Avoiding duplicate content

Random stuff about serendipity. Discussion, Questions, Paraphernalia.
Post Reply
jhermanns
Site Admin
Posts: 378
Joined: Tue Apr 01, 2003 11:28 pm
Location: Berlin, Germany
Contact:

Avoiding duplicate content

Post by jhermanns »

I just added the following lines to my template in order for google to only index static pages and entries, but not the overview/archives/search pages. SEO people say that this will increase the likelyhood of all your distinct pages being indexed (so that the overview pages, that duplicate content, don't use up availible "slots" for your domain).

Code: Select all

{if $head_title}
    <meta name="robots" content="index,follow">
{else}
    <meta name="robots" content="noindex,follow">
{/if}
But this should really be either part of s9y's core or a plugin - solving it on template level is kinda stupid. Is there such a plugin? :)


P.S.
I did not use {if $is_single_entry} because that won't catch static pages.
johncanary
Regular
Posts: 116
Joined: Mon Aug 20, 2007 4:00 am
Location: Spain
Contact:

Re: Avoiding duplicate content

Post by johncanary »

There is nothing like "available slots"!
And there is no "Duplicate Content Penality", if you run your blog
  • * in a natural fashion
    * have original content
    * don't steal from other sites
    * don't overload it with advertisment
Only thing that happens is, Google hides result sets that it believes to be
redundant to a specific search. Then those pages are "hidden" behind the
"More Results" Link.

Those categories, monthly, archives, tag pages are just a different mix of the
content.
It can be those pages that get higher ranking for a particular search
term than a single entry page.
  • It is very simple:
    * The more pages you allow to be indexed
    * The more pages will be indexed
    * The more free traffic you will get
Google knows how blogs work and it knows what archives, .... are about.

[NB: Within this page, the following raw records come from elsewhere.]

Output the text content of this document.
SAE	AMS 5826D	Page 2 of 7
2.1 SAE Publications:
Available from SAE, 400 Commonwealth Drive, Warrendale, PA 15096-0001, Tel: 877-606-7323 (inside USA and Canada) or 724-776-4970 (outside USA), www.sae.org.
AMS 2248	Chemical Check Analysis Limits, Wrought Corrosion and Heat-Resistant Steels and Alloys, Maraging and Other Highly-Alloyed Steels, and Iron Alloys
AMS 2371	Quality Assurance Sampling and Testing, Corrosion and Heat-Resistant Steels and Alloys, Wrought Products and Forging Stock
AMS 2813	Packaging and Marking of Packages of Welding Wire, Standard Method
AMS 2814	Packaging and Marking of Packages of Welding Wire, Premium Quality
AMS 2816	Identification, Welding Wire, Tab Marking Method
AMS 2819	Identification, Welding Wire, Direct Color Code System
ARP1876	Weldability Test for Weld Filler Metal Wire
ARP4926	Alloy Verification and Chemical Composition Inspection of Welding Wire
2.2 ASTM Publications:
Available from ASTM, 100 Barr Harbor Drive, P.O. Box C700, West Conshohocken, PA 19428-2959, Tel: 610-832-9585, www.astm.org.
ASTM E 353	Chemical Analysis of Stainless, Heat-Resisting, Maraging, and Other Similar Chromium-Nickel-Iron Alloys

Don't limit your potential.

You could use the ROBOTS.TXT file to achieve the same effect more easily.

JohnCanary
Yours John
: John's Google+ Profile
: John's E-Biz Booster Blog powered by Serendipity 1.7/PHP 5.3.14
Don Chambers
Regular
Posts: 3652
Joined: Mon Feb 13, 2006 2:40 am
Location: Chicago, IL, USA
Contact:

Post by Don Chambers »

I look forward to any further input on this. I have an idea as to where this COULD be included in a plugin but will only do so if the concept has merit.
=Don=
jhermanns
Site Admin
Posts: 378
Joined: Tue Apr 01, 2003 11:28 pm
Location: Berlin, Germany
Contact:

Re: Avoiding duplicate content

Post by jhermanns »

johncanary wrote:There is nothing like "available slots"!
And there is no "Duplicate Content Penality", if you run your blog
  • * in a natural fashion
    * have original content
    * don't steal from other sites
    * don't overload it with advertisment
Only thing that happens is, Google hides result sets that it believes to be
redundant to a specific search. Then those pages are "hidden" behind the
"More Results" Link.
I don't think I mentioned penalties. Anyhow, the noindex on the overview page still makes sense to me - having one chunk of content only indexed once seems reasonable to me. So the above code snippet can be interpreted as making sure the right page is being indexed (and later offered as a search result). To ensure that search engines recognize the original source of information (as in "the entry", not some overview page). To ensure that archive/list pages don't push the individual entry pages out of the result list.
johncanary wrote: Those categories, monthly, archives, tag pages are just a different mix of the
content.
It can be those pages that get higher ranking for a particular search
term than a single entry page.
  • It is very simple:
    * The more pages you allow to be indexed
    * The more pages will be indexed
    * The more free traffic you will get
Google knows how blogs work and it knows what archives, .... are about.
Yeah it should - but I don't see any benefit in returning archive pages as search results - all content therein is also located on a single page (which may link to more interesting, related articles). Except when the search query overlaps two blog entries which are then returned together, but - I don't know.
johncanary wrote: Don't limit your potential.
You could use the ROBOTS.TXT file to achieve the same effect more easily.
JohnCanary
Not with less LOC though - especially when you think about static pages :-)
Don Chambers
Regular
Posts: 3652
Joined: Mon Feb 13, 2006 2:40 am
Location: Chicago, IL, USA
Contact:

Post by Don Chambers »

Don Chambers wrote:I look forward to any further input on this. I have an idea as to where this COULD be included in a plugin but will only do so if the concept has merit.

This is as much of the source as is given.